# Select grids with VLLM

## Goal

Can I use VLLM to select the correct grid answer?

## Configuration

In [None]:
class cfg:
    model_path: str = "/home/gbarbadillo/data/Qwen2-0.5B-arc"
    max_model_len: int = 8192 #61000 for phi-3
    solutions_filepath: str = '/mnt/hdd0/MEGA/AI/22_Kaggle/arc24/scripts/submission_x512.json'
    dataset_filepath: str = '/mnt/hdd0/Kaggle/arc24/data/arc-agi_evaluation_challenges.json'

## Imports

In [None]:
import sys
import os
import json
import time
import textwrap
from vllm import LLM, SamplingParams
from transformers import AutoTokenizer
import matplotlib.pyplot as plt
import matplotlib as mpl

sys.path.append(os.path.realpath('../scripts/'))

from evaluation import (
    load_arc_data_with_solutions,
    evaluate
)
from inference import (
    clear_vllm_gpu_memory,
    SimplePromptCreator,
    GridCodeBlockEncoder,
    MinimalGridEncoder
)
from arc24.prompting import (
    pretty_print_prompt,
    system_prompt,
    prompt_template,
    answer_template,
    remove_assistant_ending
)

plt.plot()
plt.close('all')
plt.rcParams["figure.figsize"] = (25, 4)
mpl.rcParams['lines.linewidth'] = 3
mpl.rcParams['font.size'] = 16

## Load model

In [None]:
llm = LLM(model=cfg.model_path,
            trust_remote_code=True,
            dtype='half',
            tensor_parallel_size=2, # to use 2 gpus
            max_model_len=cfg.max_model_len,
            #kv_cache_dtype='fp8_e5m2', I have disabled kv cache quantization because it is hurtful
            enforce_eager=True, # without this 13.9GB of memory is used on each GPU, with this is 13.3GB,
            disable_log_stats=True,
            )
tokenizer = AutoTokenizer.from_pretrained(cfg.model_path)

## Prepare prompts

In [None]:
with open(cfg.solutions_filepath, 'r') as f:
    solutions = json.load(f)
ground_truth = load_arc_data_with_solutions(cfg.dataset_filepath)

In [None]:
grid_encoder = GridCodeBlockEncoder(MinimalGridEncoder())

In [None]:
def create_prompt(task, test_idx, grid):
    train_samples = [{key: grid_encoder.to_text(grid) for key, grid in sample.items()} for sample in task['train']]
    user_message = prompt_template.render(train_samples=train_samples,
                                            test_input=grid_encoder.to_text(task['test'][test_idx]['input']))
    messages = [{"role": "system", "content": system_prompt},
                {"role": "user", "content": user_message},
                {"role": "assistant", "content": answer_template.render(test_output=grid_encoder.to_text(grid))}]
    # TODO: add start of assistant reply
    prompt = tokenizer.apply_chat_template(messages, tokenize=False, add_generation_prompt=False)
    prompt = remove_assistant_ending(prompt, cfg.model_path)
    return prompt

In [None]:
task_id = list(solutions.keys())[0]
test_idx = 0
prompt = create_prompt(ground_truth[task_id], test_idx=test_idx, grid=ground_truth[task_id]['test'][test_idx]['output'])
print(len(tokenizer.tokenize(prompt)))
pretty_print_prompt(prompt, default_color='white')

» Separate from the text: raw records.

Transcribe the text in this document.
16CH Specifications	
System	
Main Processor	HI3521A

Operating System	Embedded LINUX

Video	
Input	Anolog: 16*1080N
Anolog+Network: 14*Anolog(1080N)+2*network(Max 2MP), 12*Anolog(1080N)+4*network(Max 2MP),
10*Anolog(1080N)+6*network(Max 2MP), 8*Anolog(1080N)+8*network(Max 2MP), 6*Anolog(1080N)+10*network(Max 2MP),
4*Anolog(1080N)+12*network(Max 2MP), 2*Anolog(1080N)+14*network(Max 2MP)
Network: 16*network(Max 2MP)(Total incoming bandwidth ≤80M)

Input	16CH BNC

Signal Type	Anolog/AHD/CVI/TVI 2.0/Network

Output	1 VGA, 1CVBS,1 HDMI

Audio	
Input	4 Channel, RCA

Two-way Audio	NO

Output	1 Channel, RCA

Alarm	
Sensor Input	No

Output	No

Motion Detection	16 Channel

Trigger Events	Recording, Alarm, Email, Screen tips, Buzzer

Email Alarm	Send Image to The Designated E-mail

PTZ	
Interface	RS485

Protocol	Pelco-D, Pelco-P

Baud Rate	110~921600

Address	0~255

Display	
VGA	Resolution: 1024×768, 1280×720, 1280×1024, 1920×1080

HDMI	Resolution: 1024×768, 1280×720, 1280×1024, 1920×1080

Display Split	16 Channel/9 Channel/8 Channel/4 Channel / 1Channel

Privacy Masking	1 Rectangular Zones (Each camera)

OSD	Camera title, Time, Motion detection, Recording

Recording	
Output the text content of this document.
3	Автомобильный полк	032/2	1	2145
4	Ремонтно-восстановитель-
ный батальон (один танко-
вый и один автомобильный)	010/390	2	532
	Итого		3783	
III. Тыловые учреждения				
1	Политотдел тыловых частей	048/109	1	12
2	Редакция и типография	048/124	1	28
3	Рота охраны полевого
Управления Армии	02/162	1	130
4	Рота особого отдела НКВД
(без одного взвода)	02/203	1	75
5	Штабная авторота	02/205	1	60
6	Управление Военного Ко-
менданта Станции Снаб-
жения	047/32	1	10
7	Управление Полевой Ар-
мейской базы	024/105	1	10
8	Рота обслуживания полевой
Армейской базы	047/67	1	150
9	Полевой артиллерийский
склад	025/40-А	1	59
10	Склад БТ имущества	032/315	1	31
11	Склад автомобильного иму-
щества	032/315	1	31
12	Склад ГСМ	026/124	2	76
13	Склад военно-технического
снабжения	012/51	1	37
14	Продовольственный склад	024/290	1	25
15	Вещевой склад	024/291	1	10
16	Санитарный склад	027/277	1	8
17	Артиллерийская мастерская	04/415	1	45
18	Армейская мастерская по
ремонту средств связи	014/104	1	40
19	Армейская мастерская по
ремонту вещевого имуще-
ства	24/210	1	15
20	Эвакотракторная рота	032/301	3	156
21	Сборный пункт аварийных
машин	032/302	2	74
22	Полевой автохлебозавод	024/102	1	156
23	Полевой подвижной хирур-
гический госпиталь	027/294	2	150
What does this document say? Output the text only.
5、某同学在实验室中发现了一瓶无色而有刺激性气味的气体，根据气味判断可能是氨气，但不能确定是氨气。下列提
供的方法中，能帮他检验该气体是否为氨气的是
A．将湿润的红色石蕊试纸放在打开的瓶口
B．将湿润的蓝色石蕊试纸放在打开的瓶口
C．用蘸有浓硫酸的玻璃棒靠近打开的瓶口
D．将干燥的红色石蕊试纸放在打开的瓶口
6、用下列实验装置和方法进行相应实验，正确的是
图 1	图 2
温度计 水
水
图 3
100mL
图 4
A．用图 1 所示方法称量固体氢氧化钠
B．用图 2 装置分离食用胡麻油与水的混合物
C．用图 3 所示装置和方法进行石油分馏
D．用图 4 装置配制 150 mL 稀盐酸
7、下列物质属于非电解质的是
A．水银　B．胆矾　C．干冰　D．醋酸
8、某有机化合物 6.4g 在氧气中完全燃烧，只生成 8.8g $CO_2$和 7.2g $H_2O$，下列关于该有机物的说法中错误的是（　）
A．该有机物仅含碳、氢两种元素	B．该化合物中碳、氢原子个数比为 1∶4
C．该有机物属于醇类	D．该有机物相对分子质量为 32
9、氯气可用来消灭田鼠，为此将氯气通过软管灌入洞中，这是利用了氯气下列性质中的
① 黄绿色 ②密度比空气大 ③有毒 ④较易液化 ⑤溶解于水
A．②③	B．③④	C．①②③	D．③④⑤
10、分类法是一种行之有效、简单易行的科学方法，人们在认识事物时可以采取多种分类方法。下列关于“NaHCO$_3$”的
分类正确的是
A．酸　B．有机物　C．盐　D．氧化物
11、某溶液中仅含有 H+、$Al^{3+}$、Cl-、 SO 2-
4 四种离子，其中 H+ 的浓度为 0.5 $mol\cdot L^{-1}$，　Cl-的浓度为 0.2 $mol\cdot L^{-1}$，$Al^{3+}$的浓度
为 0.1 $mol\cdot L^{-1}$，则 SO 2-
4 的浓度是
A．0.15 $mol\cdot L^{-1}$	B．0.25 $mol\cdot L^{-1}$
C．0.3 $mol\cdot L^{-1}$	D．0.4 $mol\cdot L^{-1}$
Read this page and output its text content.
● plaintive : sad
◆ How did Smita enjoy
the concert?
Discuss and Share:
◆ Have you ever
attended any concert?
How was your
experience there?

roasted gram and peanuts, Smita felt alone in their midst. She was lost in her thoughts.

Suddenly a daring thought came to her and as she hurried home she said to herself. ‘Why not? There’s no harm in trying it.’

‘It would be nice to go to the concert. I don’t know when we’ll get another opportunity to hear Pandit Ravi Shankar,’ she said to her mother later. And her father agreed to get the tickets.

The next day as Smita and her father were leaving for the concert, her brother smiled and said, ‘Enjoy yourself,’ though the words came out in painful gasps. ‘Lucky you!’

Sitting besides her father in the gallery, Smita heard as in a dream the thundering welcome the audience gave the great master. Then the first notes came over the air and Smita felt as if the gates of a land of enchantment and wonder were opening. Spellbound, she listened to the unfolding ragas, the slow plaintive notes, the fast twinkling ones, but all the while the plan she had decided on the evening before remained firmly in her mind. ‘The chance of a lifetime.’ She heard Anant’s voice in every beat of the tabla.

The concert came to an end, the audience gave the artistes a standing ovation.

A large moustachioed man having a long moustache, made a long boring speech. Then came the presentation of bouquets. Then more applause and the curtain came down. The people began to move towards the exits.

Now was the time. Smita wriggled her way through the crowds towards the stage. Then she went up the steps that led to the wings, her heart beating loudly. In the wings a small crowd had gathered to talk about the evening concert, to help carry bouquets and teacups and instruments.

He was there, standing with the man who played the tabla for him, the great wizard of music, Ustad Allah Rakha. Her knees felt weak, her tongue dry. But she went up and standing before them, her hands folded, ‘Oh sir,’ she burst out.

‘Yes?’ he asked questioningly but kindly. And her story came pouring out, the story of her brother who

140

## Compute likelihood of each prompt

In [None]:
sampling_params = SamplingParams(n=1, temperature=0.0, max_tokens=1)
ret = llm.generate(prompt, sampling_params, use_tqdm=False)

In [None]:
ret[0]

In [None]:
sampling_params = SamplingParams(n=1, temperature=0.0, max_tokens=1, logprobs=1)
ret = llm.generate(prompt, sampling_params, use_tqdm=False)

In [None]:
ret[0]

In [None]:
sampling_params = SamplingParams(n=1, temperature=0.0, max_tokens=1, logprobs=1, prompt_logprobs=1)
ret = llm.generate(prompt, sampling_params, use_tqdm=False)

In [None]:
raise

In [None]:
sampling_params = SamplingParams(n=1, temperature=0.0, max_tokens=1, prompt_logprobs=0)
ret = llm.generate(prompt, sampling_params, use_tqdm=False)

## Clean

In [None]:
del llm.llm_engine.model_executor
del llm
clear_vllm_gpu_memory()

## TODO

- [ ] Print all the elements in the response.